El especialista remarcó que numerosas sociedades médicas están intentando estandarizar un conjunto de parámetros que permitan estimar la edad biológica de forma más precisa. Esto podría modificar, por ejemplo, la selección de pacientes para cirugías complejas o trasplantes, donde muchas veces se descarta a personas solo por superar cierto límite etario, aun cuando conservan una importante reserva fisiológica.
En la práctica clínica ya existen herramientas que se acercan a ese objetivo. En cardiología, la medición de la calcificación de las arterias coronarias mediante tomografía brinda una aproximación a la “edad vascular” del paciente. A esto se suman evaluaciones de la función cardíaca, la fuerza y relajación muscular, el estado del sistema inmunológico y la presencia de factores de riesgo como obesidad, hipertensión, diabetes, dislipidemia o malos hábitos de sueño.
Un envejecimiento múltiple: biológico, cerebral y social
El neurocientífico argentino Agustín Ibáñez coincide en que la edad cronológica, por sí sola, ya no alcanza para describir cómo envejece una persona. A su criterio, seguir utilizándola como principal referencia puede conducir a decisiones médicas imprecisas e incluso injustas, en un contexto donde el envejecimiento humano es extremadamente heterogéneo.
“No existe una forma única de envejecer”, sostienen los especialistas. El proceso combina dimensiones biológicas, conductuales, cerebrales, fisiológicas y también contextuales. Por eso, dos gemelos con la misma carga genética pueden mostrar edades biológicas diferentes si uno mantiene un estilo de vida saludable y el otro acumula factores de riesgo y estrés ambiental.
En los últimos años se publicaron investigaciones que buscan crear puntajes de envejecimiento basados en múltiples indicadores. Un trabajo difundido en la revista Aging Cell evaluó una decena de variables para elaborar un score de edad biológica, mientras que en internet proliferan calculadoras que prometen estimar cuán “viejo” está el organismo. Sin embargo, los expertos advierten que todavía no hay una herramienta universal, validada para todos los casos.

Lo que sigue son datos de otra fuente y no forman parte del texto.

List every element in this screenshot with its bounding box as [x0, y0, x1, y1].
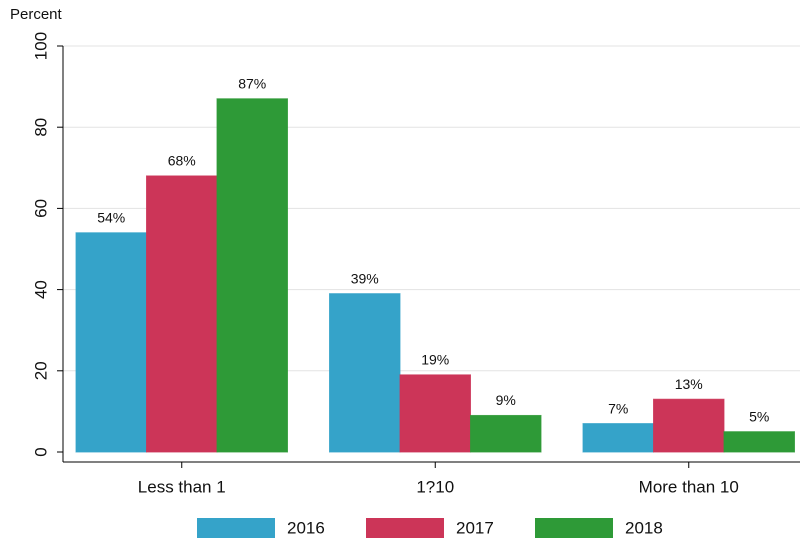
x-tick-label: 1?10 [416, 477, 454, 496]
y-tick-label: 100 [31, 32, 50, 60]
bar [470, 414, 542, 453]
legend-swatch [197, 518, 275, 538]
value-label: 7% [608, 400, 628, 416]
x-tick-label: More than 10 [639, 477, 739, 496]
bar [329, 293, 401, 453]
legend-swatch [535, 518, 613, 538]
value-label: 19% [421, 352, 449, 368]
legend-label: 2016 [287, 518, 325, 537]
value-label: 13% [675, 376, 703, 392]
bar [399, 374, 471, 453]
y-tick-label: 80 [31, 118, 50, 137]
y-axis-label: Percent [10, 6, 63, 23]
legend-swatch [366, 518, 444, 538]
bar [723, 431, 795, 453]
value-label: 5% [749, 408, 769, 424]
y-tick-label: 60 [31, 199, 50, 218]
value-label: 68% [168, 153, 196, 169]
value-label: 87% [238, 75, 266, 91]
legend-label: 2018 [625, 518, 663, 537]
value-label: 9% [496, 392, 516, 408]
y-tick-label: 0 [31, 447, 50, 456]
value-label: 54% [97, 209, 125, 225]
bar [216, 98, 288, 453]
legend-label: 2017 [456, 518, 494, 537]
bar [582, 423, 654, 453]
y-tick-label: 40 [31, 280, 50, 299]
bar [146, 175, 218, 453]
y-tick-label: 20 [31, 361, 50, 380]
value-label: 39% [351, 270, 379, 286]
x-tick-label: Less than 1 [138, 477, 226, 496]
bar [653, 398, 725, 453]
bar [75, 232, 147, 453]
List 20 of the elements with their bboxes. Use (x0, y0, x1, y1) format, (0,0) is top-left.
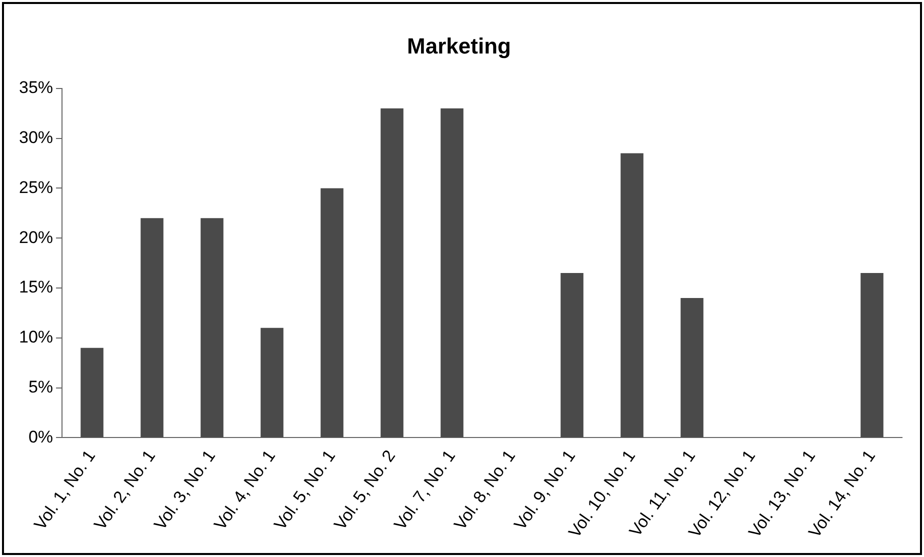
bar (860, 273, 884, 438)
y-tick-label: 20% (18, 228, 54, 247)
y-tick-label: 25% (18, 178, 54, 197)
bar (680, 298, 704, 438)
bar (80, 348, 104, 438)
y-tick-label: 10% (18, 328, 54, 347)
chart-title: Marketing (407, 33, 511, 58)
bar (620, 153, 644, 438)
y-tick-label: 0% (28, 427, 54, 446)
bar (140, 218, 164, 438)
y-tick-label: 15% (18, 278, 54, 297)
y-tick-label: 5% (28, 377, 54, 396)
y-tick-label: 30% (18, 128, 54, 147)
bar (320, 188, 344, 438)
bar (440, 108, 464, 438)
bar (260, 328, 284, 438)
bar (200, 218, 224, 438)
bar (560, 273, 584, 438)
bar (380, 108, 404, 438)
y-tick-label: 35% (18, 78, 54, 98)
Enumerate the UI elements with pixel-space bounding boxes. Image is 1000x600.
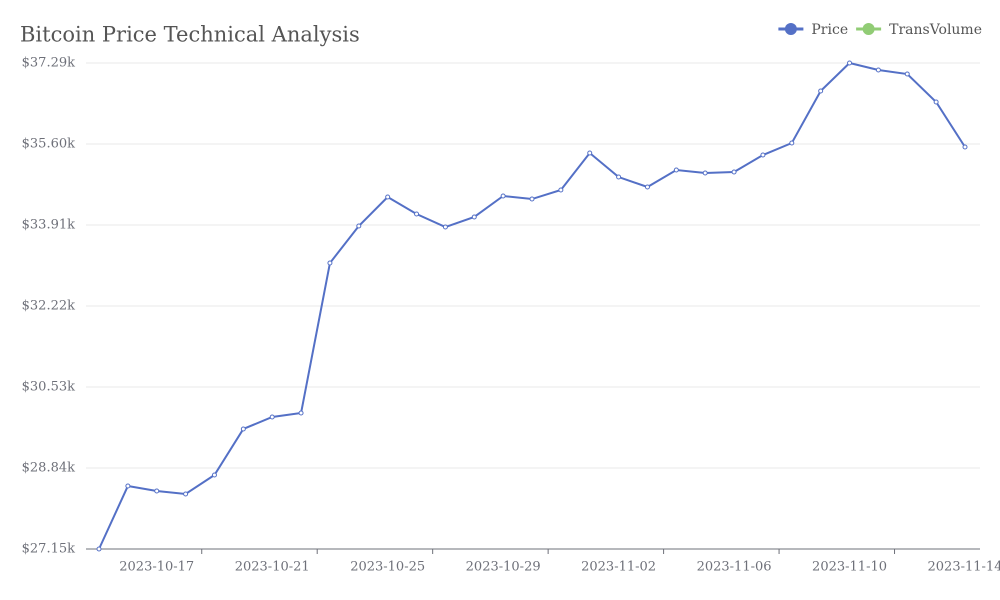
legend-swatch [862, 23, 875, 35]
point [616, 174, 622, 180]
point [500, 193, 506, 199]
point [731, 169, 737, 175]
point [904, 71, 910, 77]
point [673, 167, 679, 173]
point [847, 60, 853, 66]
point [183, 491, 189, 497]
y-tick-label: $35.60k [22, 137, 75, 152]
point [789, 140, 795, 146]
point [327, 260, 333, 266]
x-tick-label: 2023-11-10 [812, 560, 887, 575]
y-tick-label: $33.91k [22, 218, 75, 233]
point [298, 410, 304, 416]
point [414, 211, 420, 217]
point [875, 67, 881, 73]
point [933, 99, 939, 105]
point [356, 223, 362, 229]
y-tick-label: $37.29k [22, 56, 75, 71]
point [529, 196, 535, 202]
y-tick-label: $30.53k [22, 380, 75, 395]
x-tick-label: 2023-11-02 [581, 560, 656, 575]
point [644, 184, 650, 190]
legend-label: Price [811, 22, 848, 38]
y-tick-label: $28.84k [22, 461, 75, 476]
x-tick-label: 2023-11-14 [928, 560, 1000, 575]
x-tick-label: 2023-11-06 [697, 560, 772, 575]
point [125, 483, 131, 489]
legend-swatch [784, 23, 797, 35]
point [269, 414, 275, 420]
point [558, 187, 564, 193]
x-tick-label: 2023-10-17 [119, 560, 194, 575]
point [818, 88, 824, 94]
point [96, 546, 102, 552]
y-tick-label: $27.15k [22, 542, 75, 557]
x-tick-label: 2023-10-21 [235, 560, 310, 575]
point [154, 488, 160, 494]
legend-label: TransVolume [889, 22, 982, 38]
x-tick-label: 2023-10-29 [466, 560, 541, 575]
point [471, 214, 477, 220]
point [760, 152, 766, 158]
point [702, 170, 708, 176]
point [587, 150, 593, 156]
x-tick-label: 2023-10-25 [350, 560, 425, 575]
point [211, 472, 217, 478]
point [442, 224, 448, 230]
y-tick-label: $32.22k [22, 299, 75, 314]
point [240, 426, 246, 432]
point [385, 194, 391, 200]
chart-title: Bitcoin Price Technical Analysis [20, 23, 360, 47]
point [962, 144, 968, 150]
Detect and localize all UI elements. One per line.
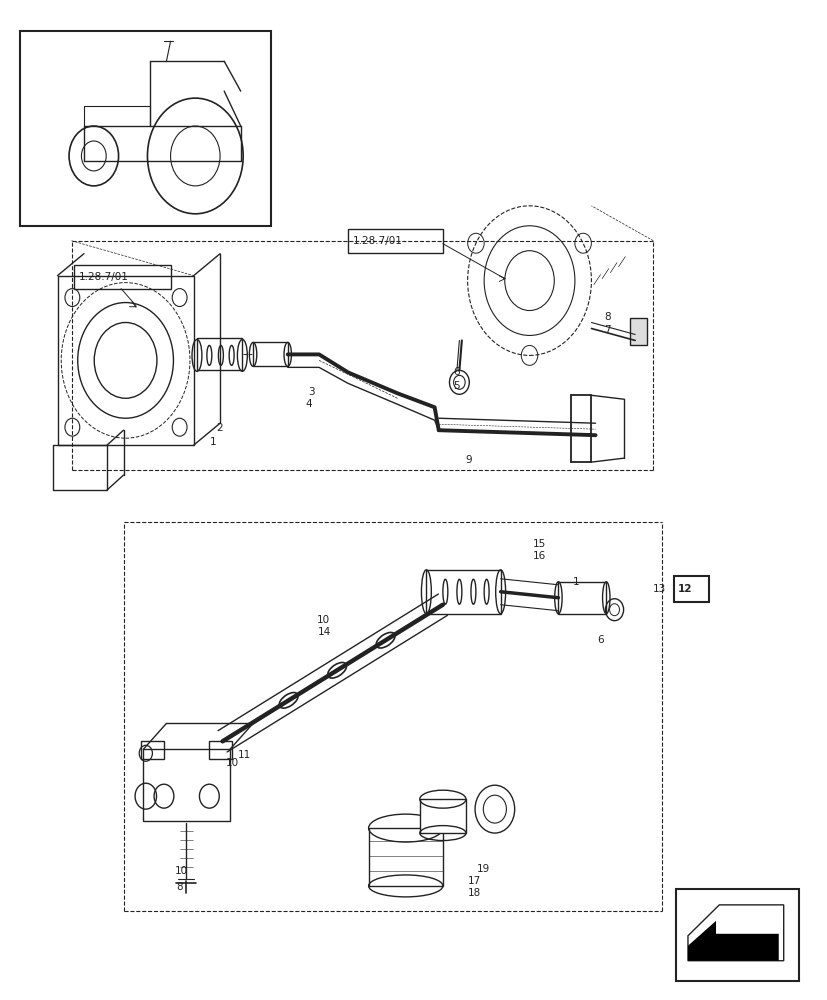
Text: 13: 13 <box>652 584 665 594</box>
Text: 1: 1 <box>209 437 216 447</box>
Bar <box>20 31 271 226</box>
Bar <box>368 828 442 886</box>
Text: 5: 5 <box>453 381 460 391</box>
Text: 16: 16 <box>533 551 546 561</box>
Text: 18: 18 <box>467 888 480 898</box>
Text: 4: 4 <box>304 399 311 409</box>
Bar <box>676 889 797 981</box>
Text: 8: 8 <box>176 882 183 892</box>
Text: 6: 6 <box>596 635 603 645</box>
Bar <box>347 229 442 253</box>
Bar <box>209 741 232 759</box>
Text: 11: 11 <box>237 750 251 760</box>
Text: 12: 12 <box>677 584 691 594</box>
Text: 10: 10 <box>316 615 329 625</box>
Bar <box>673 576 708 602</box>
Polygon shape <box>687 921 778 961</box>
Text: 19: 19 <box>476 864 490 874</box>
Text: 6: 6 <box>453 367 460 377</box>
Bar <box>74 265 171 289</box>
Bar <box>53 445 107 490</box>
Text: 15: 15 <box>533 539 546 549</box>
Text: 1.28.7/01: 1.28.7/01 <box>79 272 129 282</box>
Text: 8: 8 <box>603 312 609 322</box>
Text: 7: 7 <box>603 325 609 335</box>
Text: 2: 2 <box>216 423 222 433</box>
Polygon shape <box>687 905 782 961</box>
Text: 1: 1 <box>571 577 578 587</box>
Bar <box>557 582 605 614</box>
Bar <box>141 741 164 759</box>
Text: 9: 9 <box>465 455 471 465</box>
Bar <box>143 749 230 821</box>
Text: 17: 17 <box>467 876 480 886</box>
Text: 10: 10 <box>174 866 188 876</box>
Bar <box>57 276 194 445</box>
Bar <box>197 338 242 370</box>
Bar <box>253 342 288 366</box>
Text: 10: 10 <box>226 758 239 768</box>
Text: 14: 14 <box>318 627 331 637</box>
Text: 1.28.7/01: 1.28.7/01 <box>352 236 402 246</box>
Bar <box>419 799 466 833</box>
Text: 3: 3 <box>308 387 314 397</box>
Bar <box>629 318 646 345</box>
Bar <box>426 570 500 614</box>
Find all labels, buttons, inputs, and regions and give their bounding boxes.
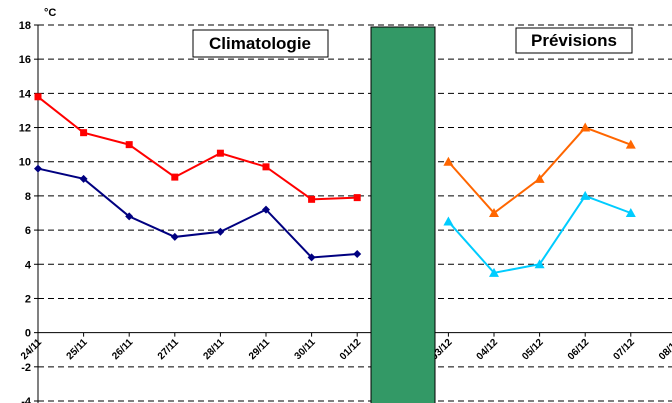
marker <box>489 267 499 277</box>
marker <box>353 194 361 202</box>
marker <box>580 122 591 132</box>
annotation-box <box>192 29 329 58</box>
marker <box>79 174 88 183</box>
x-tick-label: 30/11 <box>293 337 318 362</box>
y-tick-label: 18 <box>19 20 31 32</box>
x-tick-label: 26/11 <box>110 337 135 362</box>
y-tick-label: 14 <box>19 88 32 100</box>
annotation: Prévisions <box>531 31 617 50</box>
plot-area: -4 -2 0 2 4 6 8 10 12 14 16 18 24/11 25/11 26/11 27/11 2… <box>19 20 672 403</box>
series-line <box>37 95 358 201</box>
y-axis-label: °C <box>44 7 56 19</box>
x-tick-label: 27/11 <box>156 337 181 362</box>
marker <box>170 232 179 241</box>
x-tick-label: 07/12 <box>611 337 637 363</box>
x-tick-label: 24/11 <box>19 337 44 362</box>
series-line <box>37 167 358 259</box>
y-tick-label: -2 <box>21 362 31 374</box>
series-line <box>447 126 632 215</box>
marker <box>216 149 224 157</box>
y-tick-label: 4 <box>25 259 32 271</box>
marker <box>307 253 316 262</box>
y-tick-label: 0 <box>25 328 31 340</box>
marker <box>125 212 134 221</box>
marker <box>625 139 636 149</box>
marker <box>625 208 636 217</box>
marker <box>262 205 270 214</box>
y-tick-label: -4 <box>21 396 32 403</box>
marker <box>534 173 545 183</box>
x-tick-label: 25/11 <box>65 337 90 362</box>
marker <box>80 129 88 137</box>
y-tick-label: 8 <box>25 191 31 203</box>
marker <box>262 163 270 171</box>
x-tick-label: 01/12 <box>338 337 364 363</box>
x-tick-label: 29/11 <box>247 337 272 362</box>
annotation: Climatologie <box>209 34 311 53</box>
marker <box>216 227 225 236</box>
x-tick-label: 04/12 <box>475 337 501 363</box>
y-tick-label: 10 <box>19 157 31 169</box>
marker <box>534 259 545 269</box>
y-tick-label: 2 <box>25 293 31 305</box>
marker <box>353 250 362 259</box>
x-tick-label: 28/11 <box>201 337 226 362</box>
x-tick-label: 05/12 <box>520 337 546 363</box>
marker <box>443 216 454 226</box>
y-tick-label: 16 <box>19 54 31 66</box>
marker <box>125 141 133 149</box>
marker <box>489 208 499 217</box>
marker <box>443 156 454 166</box>
x-tick-label: 08/12 <box>657 337 672 363</box>
marker <box>171 173 179 181</box>
marker <box>34 93 42 101</box>
y-tick-label: 12 <box>19 123 31 135</box>
annotation-box <box>515 27 633 54</box>
marker <box>308 195 316 203</box>
separator-bar <box>370 26 436 403</box>
marker <box>34 164 42 173</box>
y-tick-label: 6 <box>25 225 31 237</box>
x-tick-label: 06/12 <box>566 337 592 363</box>
marker <box>580 190 591 200</box>
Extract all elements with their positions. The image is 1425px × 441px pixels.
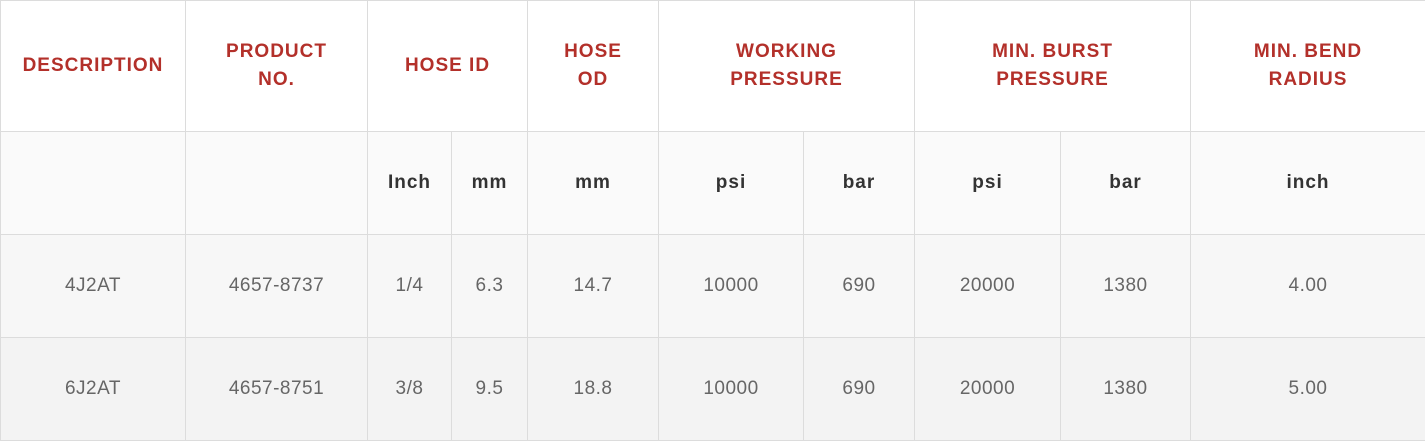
unit-working-psi: psi [658,131,804,235]
header-hose-od: HOSE OD [527,0,659,132]
header-min-burst-line2: PRESSURE [996,69,1109,90]
header-min-bend-radius: MIN. BEND RADIUS [1190,0,1425,132]
unit-hose-od-mm: mm [527,131,659,235]
header-min-bend-line2: RADIUS [1268,69,1348,90]
header-product-no-line2: NO. [258,69,295,90]
header-working-pressure-line2: PRESSURE [730,69,843,90]
cell-burst-psi: 20000 [914,234,1061,338]
cell-hose-od-mm: 14.7 [527,234,659,338]
unit-description-empty [0,131,186,235]
header-hose-id-label: HOSE ID [404,55,491,76]
cell-hose-od-mm: 18.8 [527,337,659,441]
cell-burst-bar: 1380 [1059,234,1192,338]
cell-hose-id-mm: 6.3 [451,234,528,338]
cell-hose-id-mm: 9.5 [451,337,528,441]
unit-burst-bar: bar [1059,131,1192,235]
unit-product-no-empty [185,131,368,235]
table-row: 6J2AT 4657-8751 3/8 9.5 18.8 10000 690 2… [0,337,1425,441]
cell-burst-psi: 20000 [914,337,1061,441]
unit-burst-psi: psi [914,131,1061,235]
header-description: DESCRIPTION [0,0,186,132]
header-min-burst-line1: MIN. BURST [992,41,1113,62]
header-product-no-line1: PRODUCT [226,41,327,62]
cell-description: 4J2AT [0,234,186,338]
cell-working-bar: 690 [803,337,915,441]
cell-burst-bar: 1380 [1059,337,1192,441]
cell-product-no: 4657-8737 [185,234,368,338]
cell-working-psi: 10000 [658,337,804,441]
cell-bend-inch: 5.00 [1190,337,1425,441]
header-hose-id: HOSE ID [367,0,528,132]
cell-product-no: 4657-8751 [185,337,368,441]
header-hose-od-line2: OD [577,69,609,90]
table-row: 4J2AT 4657-8737 1/4 6.3 14.7 10000 690 2… [0,234,1425,338]
units-row: Inch mm mm psi bar psi bar inch [0,131,1425,235]
header-working-pressure-line1: WORKING [736,41,837,62]
unit-hose-id-inch: Inch [367,131,452,235]
unit-hose-id-mm: mm [451,131,528,235]
header-row: DESCRIPTION PRODUCT NO. HOSE ID HOSE OD … [0,0,1425,132]
header-hose-od-line1: HOSE [564,41,622,62]
cell-hose-id-inch: 1/4 [367,234,452,338]
unit-bend-inch: inch [1190,131,1425,235]
cell-working-bar: 690 [803,234,915,338]
cell-bend-inch: 4.00 [1190,234,1425,338]
header-working-pressure: WORKING PRESSURE [658,0,915,132]
cell-description: 6J2AT [0,337,186,441]
unit-working-bar: bar [803,131,915,235]
header-min-burst-pressure: MIN. BURST PRESSURE [913,0,1192,132]
cell-working-psi: 10000 [658,234,804,338]
header-description-label: DESCRIPTION [22,55,164,76]
header-min-bend-line1: MIN. BEND [1253,41,1363,62]
header-product-no: PRODUCT NO. [185,0,368,132]
cell-hose-id-inch: 3/8 [367,337,452,441]
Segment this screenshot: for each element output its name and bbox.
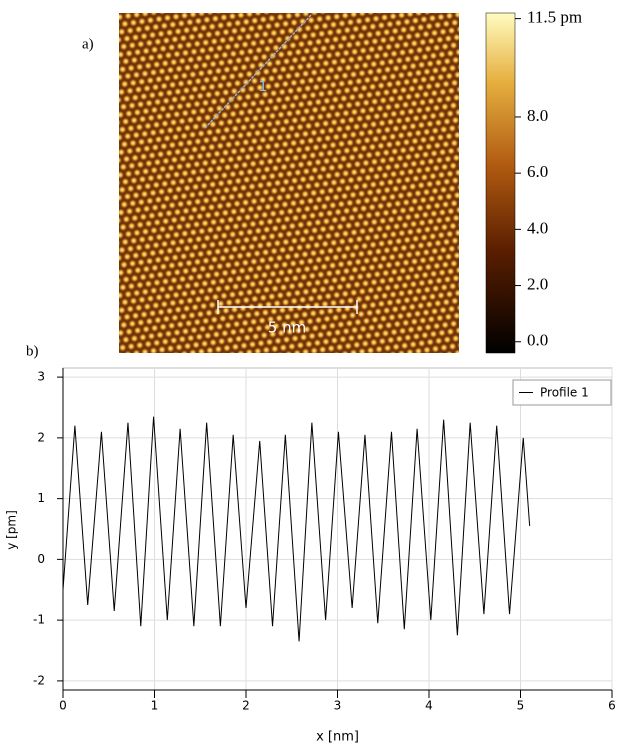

“El desafío es avanzar hacia un ecosistema de múltiples relojes de envejecimiento —de órganos, epigenéticos, cerebrales o incluso basados en el habla espontánea— que, combinados, permitan decisiones de salud más personalizadas”, planteó Ibáñez.
Mientras la ciencia busca ese estándar, los especialistas coinciden en un punto clave: más allá de la fecha de nacimiento, los hábitos cotidianos y el entorno pueden acelerar o enlentecer el reloj interno. Cuidar la alimentación, el descanso, la actividad física y los vínculos sociales sigue siendo, por ahora, la manera más concreta de influir en nuestra edad biológica.